Member of the Puerto Rico House of Representatives from the 19th District
- In office January 2, 2013 – January 1, 2017
- Preceded by: Charlie Hernández
- Succeeded by: Maricarmen Mas Rodríguez

Member of the Puerto Rico Senate for the Mayagüez District
- In office September 2016 – January 2, 2017

Personal details
- Party: Popular Democratic Party (PPD)
- Education: University of Puerto Rico
- Profession: Lawyer

= Efraín de Jesús =

Puerto Rican politician

Efraín de Jesús Rodríguez is a Puerto Rican politician affiliated with the Popular Democratic Party (PPD). He was elected to the Puerto Rico House of Representatives in 2012 to represent District 19. In September 2016 he became a Senator to fill a vacancy after the resignation of María Teresa González in the Mayagüez District.

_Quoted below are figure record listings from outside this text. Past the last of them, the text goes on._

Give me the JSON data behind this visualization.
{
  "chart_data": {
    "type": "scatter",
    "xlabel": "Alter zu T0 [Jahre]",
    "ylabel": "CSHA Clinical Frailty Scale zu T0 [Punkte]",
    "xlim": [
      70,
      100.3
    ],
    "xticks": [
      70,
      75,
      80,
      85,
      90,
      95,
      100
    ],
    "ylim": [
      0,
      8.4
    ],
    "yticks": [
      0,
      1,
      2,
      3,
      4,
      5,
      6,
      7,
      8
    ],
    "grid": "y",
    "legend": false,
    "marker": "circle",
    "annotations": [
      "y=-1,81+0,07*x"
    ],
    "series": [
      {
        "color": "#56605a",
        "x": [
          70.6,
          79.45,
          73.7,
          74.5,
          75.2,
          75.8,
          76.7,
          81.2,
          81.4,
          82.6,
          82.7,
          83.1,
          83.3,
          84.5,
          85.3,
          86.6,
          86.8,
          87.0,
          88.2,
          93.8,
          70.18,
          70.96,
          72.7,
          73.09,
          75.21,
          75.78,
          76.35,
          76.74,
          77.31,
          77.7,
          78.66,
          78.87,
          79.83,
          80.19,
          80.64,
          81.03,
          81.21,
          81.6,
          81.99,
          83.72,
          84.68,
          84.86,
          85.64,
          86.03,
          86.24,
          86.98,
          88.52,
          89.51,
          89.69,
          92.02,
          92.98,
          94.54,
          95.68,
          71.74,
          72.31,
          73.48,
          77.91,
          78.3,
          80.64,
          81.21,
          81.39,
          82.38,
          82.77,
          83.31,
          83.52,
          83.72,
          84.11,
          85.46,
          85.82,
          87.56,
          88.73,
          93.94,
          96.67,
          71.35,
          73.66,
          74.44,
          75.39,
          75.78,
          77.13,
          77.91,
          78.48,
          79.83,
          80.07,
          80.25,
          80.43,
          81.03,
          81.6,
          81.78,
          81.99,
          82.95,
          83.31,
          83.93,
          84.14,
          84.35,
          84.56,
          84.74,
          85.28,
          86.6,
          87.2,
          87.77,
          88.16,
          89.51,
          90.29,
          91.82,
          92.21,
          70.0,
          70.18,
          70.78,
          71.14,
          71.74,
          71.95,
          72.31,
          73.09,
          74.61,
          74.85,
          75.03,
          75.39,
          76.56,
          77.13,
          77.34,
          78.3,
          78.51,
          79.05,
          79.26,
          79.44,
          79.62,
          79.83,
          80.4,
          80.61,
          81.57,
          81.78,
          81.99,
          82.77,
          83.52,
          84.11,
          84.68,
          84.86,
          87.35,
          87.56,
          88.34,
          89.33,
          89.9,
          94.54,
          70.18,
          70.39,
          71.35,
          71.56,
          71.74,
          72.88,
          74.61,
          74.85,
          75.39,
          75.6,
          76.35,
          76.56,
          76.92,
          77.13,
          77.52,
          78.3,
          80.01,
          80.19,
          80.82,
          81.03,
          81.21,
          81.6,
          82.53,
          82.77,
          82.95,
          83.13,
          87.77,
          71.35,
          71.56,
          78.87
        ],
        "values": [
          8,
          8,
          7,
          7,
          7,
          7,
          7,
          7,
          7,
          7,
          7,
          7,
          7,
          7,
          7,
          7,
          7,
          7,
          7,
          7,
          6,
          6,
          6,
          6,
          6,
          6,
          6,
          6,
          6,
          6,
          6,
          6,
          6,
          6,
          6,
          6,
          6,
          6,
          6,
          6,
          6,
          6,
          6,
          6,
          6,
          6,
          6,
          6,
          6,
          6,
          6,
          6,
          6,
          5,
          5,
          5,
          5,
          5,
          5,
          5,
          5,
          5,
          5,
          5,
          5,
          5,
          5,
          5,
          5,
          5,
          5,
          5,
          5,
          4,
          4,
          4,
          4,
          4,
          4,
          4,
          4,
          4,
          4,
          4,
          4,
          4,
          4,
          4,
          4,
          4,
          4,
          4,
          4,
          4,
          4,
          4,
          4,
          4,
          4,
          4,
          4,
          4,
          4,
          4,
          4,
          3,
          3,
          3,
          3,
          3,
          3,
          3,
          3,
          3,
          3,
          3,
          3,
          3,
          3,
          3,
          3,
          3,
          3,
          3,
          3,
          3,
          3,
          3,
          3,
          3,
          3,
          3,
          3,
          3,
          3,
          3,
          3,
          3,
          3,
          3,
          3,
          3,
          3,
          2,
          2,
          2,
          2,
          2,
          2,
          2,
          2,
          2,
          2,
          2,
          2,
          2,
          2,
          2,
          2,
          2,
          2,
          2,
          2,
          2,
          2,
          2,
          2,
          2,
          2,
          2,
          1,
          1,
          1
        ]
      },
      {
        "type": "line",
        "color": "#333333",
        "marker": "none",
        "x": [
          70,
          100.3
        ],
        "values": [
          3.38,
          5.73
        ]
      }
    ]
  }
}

De Jesús worked as a commissioner for the Mayagüez Municipal Police and as Director of contracts of the same municipality. At the island level, he chaired the Association of Municipal Commissioners. Before being elected, he served as Director of legal affairs for the Municipality of Mayagüez, a position he held for the last seven years. He has a Juris Doctor degree he has a master's and doctoral studies in literature and Hispanic studies. He served as Superior Judge from 2017 till 2021.